Sunday, August 18, 2019

Authors with Longevity

What is it about some authors that have made their careers endure when it seems nowadays that you only get one shot at fame and fortune and then you're passed over for the newer, hotter name no matter how hot and bright you burnt?

Think of Ira Levin, Stephen King, Ian Fleming, PD James, Barbara Cartland and other writers who came of age or came to prominence in the postwar era. For some reason they have careers with longevity, every new book as successful as the last until they've reached near-mythic status.

The generation that influenced them in turn - Poe, Hammett, Christie, Stoker, etc – are beyond mythic, now titans in the field of published fiction.

But look at a lot of the hit authors you know from the last few years like Paula Hawkins, Ernest Cline, Liane Moriarty or Andy Weir. They get a single shot at household name recognition because of (respectively) The Girl on the Train, Ready Player One, Big Little Lies and The Martian, but is anybody who loves fiction still talking about them to the extent we do King or Cartland?

What's different today? Is it simply because there are so many more books being published and – paradoxically – a much more fractured field, making it so much harder to market oneself as a writer with any enduring appeal across a whole oeuvre (whereas writers like William Peter Blatty or Dean Koontz had the benefit of a few decades to seep into the cultural consciousness)?

Is it just because those newer names simply haven't written more than a single good book and therefore don't have long careers to sustain? Whereas Stephen King has published one beloved novel and collection after another since the mid 1970s, I wouldn't have a clue what else Andy Weir has written.

The only authors who've come close to such immortality in the 21st century have been Dan Brown, JK Rowling, Stephanie Meyer and to a lesser extent EL James. The reason for Brown's phenomenal success with The Da Vinci Code is still inexplicable because (like Cline's Ready Player One) he did not write a particularly good or memorable book.

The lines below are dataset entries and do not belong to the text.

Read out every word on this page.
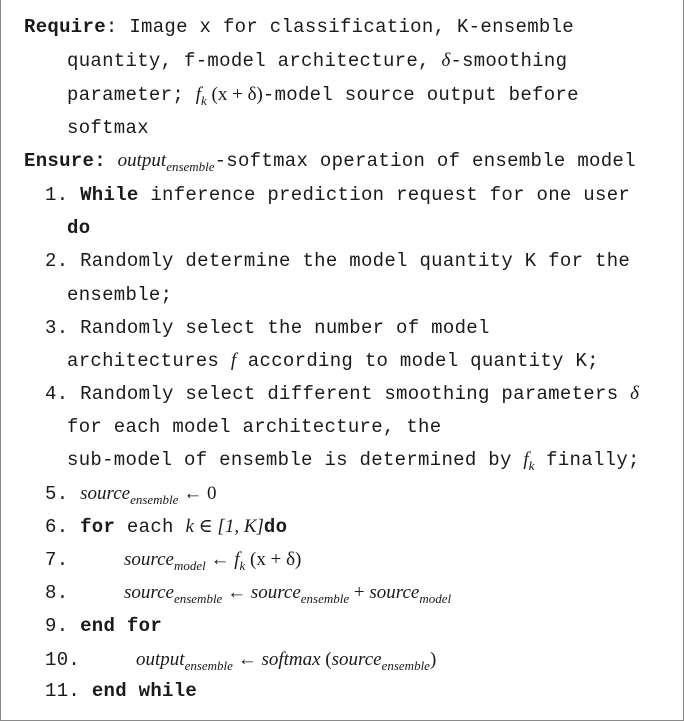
Require: Image x for classification, K-ensemble
quantity, f-model architecture, δ-smoothing
parameter; $f_k$ (x + δ)-model source output before
softmax
Ensure: output$_{ensemble}$-softmax operation of ensemble model
1. While inference prediction request for one user
do
2. Randomly determine the model quantity K for the
ensemble;
3. Randomly select the number of model
architectures f according to model quantity K;
4. Randomly select different smoothing parameters δ
for each model architecture, the
sub-model of ensemble is determined by $f_k$ finally;
5. source$_{ensemble}$ ← 0
6. for each k ∈ [1, K]do
7.	source$_{model}$ ← $f_k$ (x + δ)
8.	source$_{ensemble}$ ← source$_{ensemble}$ + source$_{model}$
9. end for
10.	output$_{ensemble}$ ← softmax (source$_{ensemble}$)
11. end while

The same goes even more so for James. Not only did she do nothing particularly groundbreaking with 50 Shades of Grey to warrant such fame and media legitimacy (ebooks had pioneered and established that kind of erotica years before) many can point to dozens of still-obscure books that have far better prose.

The Harry Potter series was certainly popular but – like Moriarty, Cline and the rest mentioned above – Rowling's popularity got a huge shot in the arm from the film version/s of her story.

But even that seems not to prove anything. The Twilight films had as much cultural impact as the Harry Potter franchise, but do you ever hear Stephanie Meyer's name anymore? Her and Rowling's careers have in fact been mirror images of each other – one huge series of five or six parts, then a couple of standalone novels that have made few waves in literary circles.

Maybe Rowling's just smart, keeping herself in the fray by writing the next few movies in the Potter world, rubber-stamping and/or writing the Potter stage show, etc.

But it still leaves us with a question. How do you become a name author we love and read over generations versus a one hit wonder? Was there something in the media, sociological or technological landscape in ages past which made it possible to solidify an artistic legend, but that day's over?